AI Week In Review 24.08.24

Phi-3.5, Mistral-NeMo-Minitron 8B, Ideogram 2.0, Dream Machine 1.5, Hotshot, Jamba 1.5, Gemini Gmail polishing, GPT-4o fine-tuning, Dracarys 70B and 72B for coding, Einstein SDR Agent.

Aug 24, 2024

Figure 1. Ideogram 2.0 AI image generation, showing faithful text rendering. AI images with text changes graphics design.

AI Tech and Product Releases

Microsoft released Phi-3.5, a suite of new SLMs (Small Language Models) building on the Phi-3 model family:

Phi-3.5-mini, a 3.8B SLM with enhanced multi-lingual support and 128K context window length.
Phi-3.5-vision improves multi-frame image understanding and reasoning, boosting performance also on single-image benchmarks.
Phi-3.5-MoE, a Mixture-of-Experts (MoE) model featuring 16 experts and 6.6B active parameters; it provides high performance and multi-lingual support, beating larger models on various benchmarks. For example, Phi-3.5-MoE achieves 78.9 on MMLU, better than Gemini 1.5 flash and GPT-4o-mini.

This continues the trend of Phi models being highly efficient open weights AI models, with SOTA performance for their size. Phi 3.5 models are available on HuggingFace and on Microsoft Azure.

NVIDIA released Mistral-NeMo-Minitron 8B, a miniaturized version of the recently released Mistral NeMo 12B model, delivering high accuracy in an efficient Small Language Model (SLM) optimized for local use. Mistral-NeMo-Minitron 8B used pruning and distillation to achieve up to 40x cost savings in training.

Mistral-NeMo-Minitron 8B and quantized versions are available on HuggingFace.

Figure 2. Mistral-NeMo-Minitron 8B outperforms other similar-sized models on AI benchmarks.

Ideogram announced the release of Ideogram 2.0 AI image generation model, challenging competing AI image generators with improved text rendering and customizable color palettes:

The Design style of Ideogram 2.0 significantly boosts the accuracy of text in the generated images. This enables you to create premium graphic designs for greeting cards, print on demand, posters, illustrations, and marketing and social media content with long, stylized text.

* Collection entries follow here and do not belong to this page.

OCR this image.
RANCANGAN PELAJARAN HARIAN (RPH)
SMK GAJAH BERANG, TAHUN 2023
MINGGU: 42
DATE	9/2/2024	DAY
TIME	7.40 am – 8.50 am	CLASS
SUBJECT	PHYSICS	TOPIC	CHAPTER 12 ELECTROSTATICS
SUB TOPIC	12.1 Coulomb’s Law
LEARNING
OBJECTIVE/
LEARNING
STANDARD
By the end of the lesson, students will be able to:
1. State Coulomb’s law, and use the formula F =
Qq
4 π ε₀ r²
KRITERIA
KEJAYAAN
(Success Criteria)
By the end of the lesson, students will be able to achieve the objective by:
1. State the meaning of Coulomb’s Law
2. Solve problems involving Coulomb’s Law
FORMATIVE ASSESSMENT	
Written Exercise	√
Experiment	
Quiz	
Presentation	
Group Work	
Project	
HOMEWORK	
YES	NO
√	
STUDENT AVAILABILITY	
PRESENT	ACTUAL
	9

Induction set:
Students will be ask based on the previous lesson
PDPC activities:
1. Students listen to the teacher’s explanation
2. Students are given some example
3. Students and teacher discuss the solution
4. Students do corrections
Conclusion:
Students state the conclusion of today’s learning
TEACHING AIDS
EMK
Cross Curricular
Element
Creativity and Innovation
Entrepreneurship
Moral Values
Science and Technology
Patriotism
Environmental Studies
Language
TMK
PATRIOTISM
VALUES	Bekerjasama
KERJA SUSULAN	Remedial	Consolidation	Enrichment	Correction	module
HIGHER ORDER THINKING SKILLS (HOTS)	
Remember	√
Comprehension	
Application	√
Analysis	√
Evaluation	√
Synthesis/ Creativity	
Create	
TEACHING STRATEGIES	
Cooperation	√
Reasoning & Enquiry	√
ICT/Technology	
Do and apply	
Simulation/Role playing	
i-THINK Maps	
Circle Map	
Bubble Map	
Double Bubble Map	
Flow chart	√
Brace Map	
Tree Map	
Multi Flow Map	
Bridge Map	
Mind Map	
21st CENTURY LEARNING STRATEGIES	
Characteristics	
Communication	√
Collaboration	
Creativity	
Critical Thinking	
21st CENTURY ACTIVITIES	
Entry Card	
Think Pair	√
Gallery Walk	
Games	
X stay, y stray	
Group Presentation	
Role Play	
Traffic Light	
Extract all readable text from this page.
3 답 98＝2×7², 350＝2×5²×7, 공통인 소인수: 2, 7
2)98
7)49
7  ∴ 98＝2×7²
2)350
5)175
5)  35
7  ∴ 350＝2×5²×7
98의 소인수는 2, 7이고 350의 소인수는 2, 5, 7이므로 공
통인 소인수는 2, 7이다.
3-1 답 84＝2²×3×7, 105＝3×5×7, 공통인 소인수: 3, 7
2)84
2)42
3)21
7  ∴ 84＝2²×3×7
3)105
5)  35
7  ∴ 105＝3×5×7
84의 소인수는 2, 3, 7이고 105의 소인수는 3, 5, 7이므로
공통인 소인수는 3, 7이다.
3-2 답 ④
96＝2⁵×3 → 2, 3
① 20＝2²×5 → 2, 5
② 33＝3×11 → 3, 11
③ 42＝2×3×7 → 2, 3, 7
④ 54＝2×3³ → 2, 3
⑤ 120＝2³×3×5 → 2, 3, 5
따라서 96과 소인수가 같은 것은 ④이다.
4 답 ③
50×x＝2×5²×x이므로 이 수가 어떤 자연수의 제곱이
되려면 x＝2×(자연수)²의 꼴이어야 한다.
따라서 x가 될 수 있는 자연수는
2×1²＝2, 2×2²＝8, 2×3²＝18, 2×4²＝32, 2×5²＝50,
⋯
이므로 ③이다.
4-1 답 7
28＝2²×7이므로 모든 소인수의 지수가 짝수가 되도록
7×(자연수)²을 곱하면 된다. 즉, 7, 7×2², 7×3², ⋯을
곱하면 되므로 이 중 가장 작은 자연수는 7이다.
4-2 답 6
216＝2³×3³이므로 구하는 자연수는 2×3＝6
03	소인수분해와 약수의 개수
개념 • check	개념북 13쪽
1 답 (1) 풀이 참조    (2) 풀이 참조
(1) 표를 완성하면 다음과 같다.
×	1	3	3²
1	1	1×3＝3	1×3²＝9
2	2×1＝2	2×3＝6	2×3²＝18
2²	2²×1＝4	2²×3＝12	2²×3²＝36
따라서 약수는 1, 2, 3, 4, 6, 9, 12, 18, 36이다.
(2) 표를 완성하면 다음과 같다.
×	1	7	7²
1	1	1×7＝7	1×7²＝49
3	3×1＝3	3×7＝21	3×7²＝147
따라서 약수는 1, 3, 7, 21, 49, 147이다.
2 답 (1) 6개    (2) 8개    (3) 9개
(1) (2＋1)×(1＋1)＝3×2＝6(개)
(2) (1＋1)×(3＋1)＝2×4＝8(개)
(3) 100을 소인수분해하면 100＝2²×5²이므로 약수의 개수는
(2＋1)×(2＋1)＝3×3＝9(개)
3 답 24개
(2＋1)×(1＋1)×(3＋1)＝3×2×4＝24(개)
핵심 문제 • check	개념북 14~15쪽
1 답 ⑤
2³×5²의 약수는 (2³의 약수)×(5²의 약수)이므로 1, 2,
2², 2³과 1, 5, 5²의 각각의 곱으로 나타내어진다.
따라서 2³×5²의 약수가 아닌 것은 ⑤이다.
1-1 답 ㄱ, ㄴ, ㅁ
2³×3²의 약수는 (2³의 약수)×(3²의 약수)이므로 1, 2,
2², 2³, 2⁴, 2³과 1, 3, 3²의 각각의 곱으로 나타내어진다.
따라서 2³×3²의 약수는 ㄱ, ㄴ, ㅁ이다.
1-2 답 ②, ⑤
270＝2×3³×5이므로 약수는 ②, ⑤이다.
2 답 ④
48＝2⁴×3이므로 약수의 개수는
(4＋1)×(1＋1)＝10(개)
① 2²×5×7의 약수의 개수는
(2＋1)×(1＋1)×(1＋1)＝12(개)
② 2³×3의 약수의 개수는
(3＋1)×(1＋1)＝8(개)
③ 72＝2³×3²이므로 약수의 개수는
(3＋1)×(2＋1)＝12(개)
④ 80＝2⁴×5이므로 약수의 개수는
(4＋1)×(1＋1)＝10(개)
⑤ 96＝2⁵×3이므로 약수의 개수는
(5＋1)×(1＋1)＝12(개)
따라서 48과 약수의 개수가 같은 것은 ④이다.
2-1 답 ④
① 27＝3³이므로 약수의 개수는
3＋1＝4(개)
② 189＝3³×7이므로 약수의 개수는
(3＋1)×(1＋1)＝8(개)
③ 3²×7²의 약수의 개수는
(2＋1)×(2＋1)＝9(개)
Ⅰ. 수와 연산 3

Ideogram 2.0 is being called a “Real Game-Changer in AI text-to-image Generation” on account of Design style features. Ideogram 2.0 is now available and free, up to 40 images generation per day.

Figure 3. Ideogram 2.0 has faithful text rendering and high-quality image output.

Perhaps in response to the competition in AI image generation, Midjourney announced their web experience is now open to everyone and they are also turning back on free trials with 25 images limit to let you check it out.

Luma Labs released Dream Machine 1.5 which promises “higher quality text-to-video, smarter understanding of your prompts, custom text rendering, and improved image-to-video.” Dream Machine 1.5 does a great job rendering text in video, such as shown in this video: the word “pasta” made of pasta falling onto a plate.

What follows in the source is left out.